Le président de la république Emmanuel Macron avait alors jugé nécessaire de réformer la loi pour combler un « vide juridique ». Portée par le ministre de la justice Eric Dupont-Morretti, ce texte tente de répondre à l’objectif de « faire la distinction entre l’individu qui, atteint d’une pathologie psychiatrique, commet des faits répréhensibles, et celui qui doit sa folie à la consommation volontaire de produits psychotropes », a expliqué le garde des sceaux.

Karine Jean, psychiatre experte judiciaire près la Cour d’Appel de Paris, craint qu’une telle réforme puisse mener à une responsabilisation des patients psychotiques.  « Les choses iraient dans le sens d’une responsabilisation de la consommation de toxiques. Une personne psychotique stabilisée par un traitement, si elle consomme une substance et commet des faits, pourra être considérée comme responsable. »

Le problème, selon elle, est qu’une personne malade psychiquement « manque d’anticipation » face à ses actes.
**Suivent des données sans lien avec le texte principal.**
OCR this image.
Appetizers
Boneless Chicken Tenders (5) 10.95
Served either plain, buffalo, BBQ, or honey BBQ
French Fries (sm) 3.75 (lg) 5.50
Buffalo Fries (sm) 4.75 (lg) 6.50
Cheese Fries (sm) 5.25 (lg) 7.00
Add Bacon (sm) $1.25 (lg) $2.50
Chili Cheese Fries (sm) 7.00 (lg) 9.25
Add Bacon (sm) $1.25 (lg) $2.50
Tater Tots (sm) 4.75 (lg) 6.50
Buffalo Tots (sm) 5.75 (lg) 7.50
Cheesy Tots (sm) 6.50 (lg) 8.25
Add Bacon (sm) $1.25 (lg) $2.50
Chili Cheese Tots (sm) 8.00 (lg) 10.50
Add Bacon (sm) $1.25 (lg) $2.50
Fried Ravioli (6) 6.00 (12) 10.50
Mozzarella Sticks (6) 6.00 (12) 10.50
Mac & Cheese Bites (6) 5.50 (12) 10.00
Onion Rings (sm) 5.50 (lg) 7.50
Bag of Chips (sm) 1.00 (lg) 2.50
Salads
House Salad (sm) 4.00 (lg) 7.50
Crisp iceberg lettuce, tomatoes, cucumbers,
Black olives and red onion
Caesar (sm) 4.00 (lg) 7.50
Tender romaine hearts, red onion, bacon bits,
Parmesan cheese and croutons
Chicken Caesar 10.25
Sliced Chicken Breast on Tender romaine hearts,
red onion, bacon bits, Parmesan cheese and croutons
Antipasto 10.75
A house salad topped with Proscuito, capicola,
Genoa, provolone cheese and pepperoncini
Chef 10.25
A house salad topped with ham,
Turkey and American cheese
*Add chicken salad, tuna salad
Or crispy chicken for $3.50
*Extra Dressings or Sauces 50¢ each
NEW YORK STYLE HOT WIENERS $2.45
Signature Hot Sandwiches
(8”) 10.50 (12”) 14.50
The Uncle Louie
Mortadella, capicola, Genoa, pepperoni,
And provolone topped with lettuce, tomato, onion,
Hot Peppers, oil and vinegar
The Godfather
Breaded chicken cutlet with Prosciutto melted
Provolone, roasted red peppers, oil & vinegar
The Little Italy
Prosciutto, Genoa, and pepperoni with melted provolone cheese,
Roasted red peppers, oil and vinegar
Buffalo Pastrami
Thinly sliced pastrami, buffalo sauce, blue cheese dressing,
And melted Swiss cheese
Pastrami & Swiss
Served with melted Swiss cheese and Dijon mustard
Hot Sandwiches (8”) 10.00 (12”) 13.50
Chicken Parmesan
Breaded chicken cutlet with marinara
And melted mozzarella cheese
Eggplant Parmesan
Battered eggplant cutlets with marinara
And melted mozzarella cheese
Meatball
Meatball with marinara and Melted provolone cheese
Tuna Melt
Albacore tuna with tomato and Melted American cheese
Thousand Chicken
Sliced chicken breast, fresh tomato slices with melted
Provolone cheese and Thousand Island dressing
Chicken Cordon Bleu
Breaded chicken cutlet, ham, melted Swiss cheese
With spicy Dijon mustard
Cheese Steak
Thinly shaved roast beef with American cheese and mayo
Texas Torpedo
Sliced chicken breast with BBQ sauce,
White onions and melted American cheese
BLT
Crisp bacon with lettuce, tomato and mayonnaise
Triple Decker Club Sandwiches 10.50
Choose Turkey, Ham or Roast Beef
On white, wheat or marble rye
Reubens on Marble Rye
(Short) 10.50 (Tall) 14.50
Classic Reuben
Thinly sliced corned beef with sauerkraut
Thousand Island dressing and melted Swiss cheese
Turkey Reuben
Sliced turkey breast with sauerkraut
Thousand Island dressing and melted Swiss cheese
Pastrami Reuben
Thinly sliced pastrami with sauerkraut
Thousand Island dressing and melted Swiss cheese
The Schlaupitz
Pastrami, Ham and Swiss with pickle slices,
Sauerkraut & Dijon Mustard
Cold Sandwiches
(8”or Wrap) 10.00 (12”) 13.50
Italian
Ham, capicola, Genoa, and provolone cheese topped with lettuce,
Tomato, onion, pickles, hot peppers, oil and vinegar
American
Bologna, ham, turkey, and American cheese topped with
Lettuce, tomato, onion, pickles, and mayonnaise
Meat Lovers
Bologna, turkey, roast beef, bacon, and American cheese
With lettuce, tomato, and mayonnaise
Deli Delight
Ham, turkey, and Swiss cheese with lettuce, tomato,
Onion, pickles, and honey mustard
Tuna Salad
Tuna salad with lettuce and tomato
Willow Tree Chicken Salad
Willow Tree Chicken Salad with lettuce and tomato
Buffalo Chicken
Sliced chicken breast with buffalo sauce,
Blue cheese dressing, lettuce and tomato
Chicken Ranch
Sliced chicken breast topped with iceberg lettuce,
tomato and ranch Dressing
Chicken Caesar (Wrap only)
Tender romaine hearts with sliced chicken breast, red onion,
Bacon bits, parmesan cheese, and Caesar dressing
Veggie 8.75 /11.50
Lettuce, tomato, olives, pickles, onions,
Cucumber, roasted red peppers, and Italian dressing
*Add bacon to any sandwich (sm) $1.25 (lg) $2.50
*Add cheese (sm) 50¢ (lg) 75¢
Il est donc souvent difficile de déterminer si celle-ci avait conscience qu’une consommation de stupéfiants allait la mener à commettre une infraction.

La médecin redoute ainsi que davantage d’individus ne se retrouvent jugés et emprisonnés, alors même que leur place se trouve en hôpital psychiatrique. « Je travaille à la prison de Fresnes depuis dix ans. Je vois déjà de plus en plus de psychotiques en prison, et cela va être pire avec cette loi. »

 

La réforme n’aurait pas changé l’issue de l’affaire Halimi

Yves Perrigueur, avocat pénaliste au barreau de Paris, partage les mêmes craintes. « Il faudrait les placer en hospitalisation d’office pour régler leurs problèmes de consommation de stupéfiants plutôt qu’en prison, où il n’y a pas assez de moyens pour une aide psychologique suffisante. Il faut se donner les moyens de réussir à stopper la récidive de faits graves», estime l’avocat.

Celui-ci voit, par ailleurs, avant tout ce texte comme une réponse politique à l’emballement médiatique provoqué par le meurtre de Sarah Halimi.

« C’est dangereux, la justice cherche à s’immiscer dans un jugement médical de psychiatre, souligne-t-il. Alors qu’on part d’une affaire médiatique, dans un contexte particulier. »

D’autant qu’une telle réforme n’aurait pas changé l’issue de l’affaire qui l’inspire: il a été établi que le meurtrier, Kobili Traoré, n’avait pas conscience que sa consommation de stupéfiants le ferait passer à l’acte.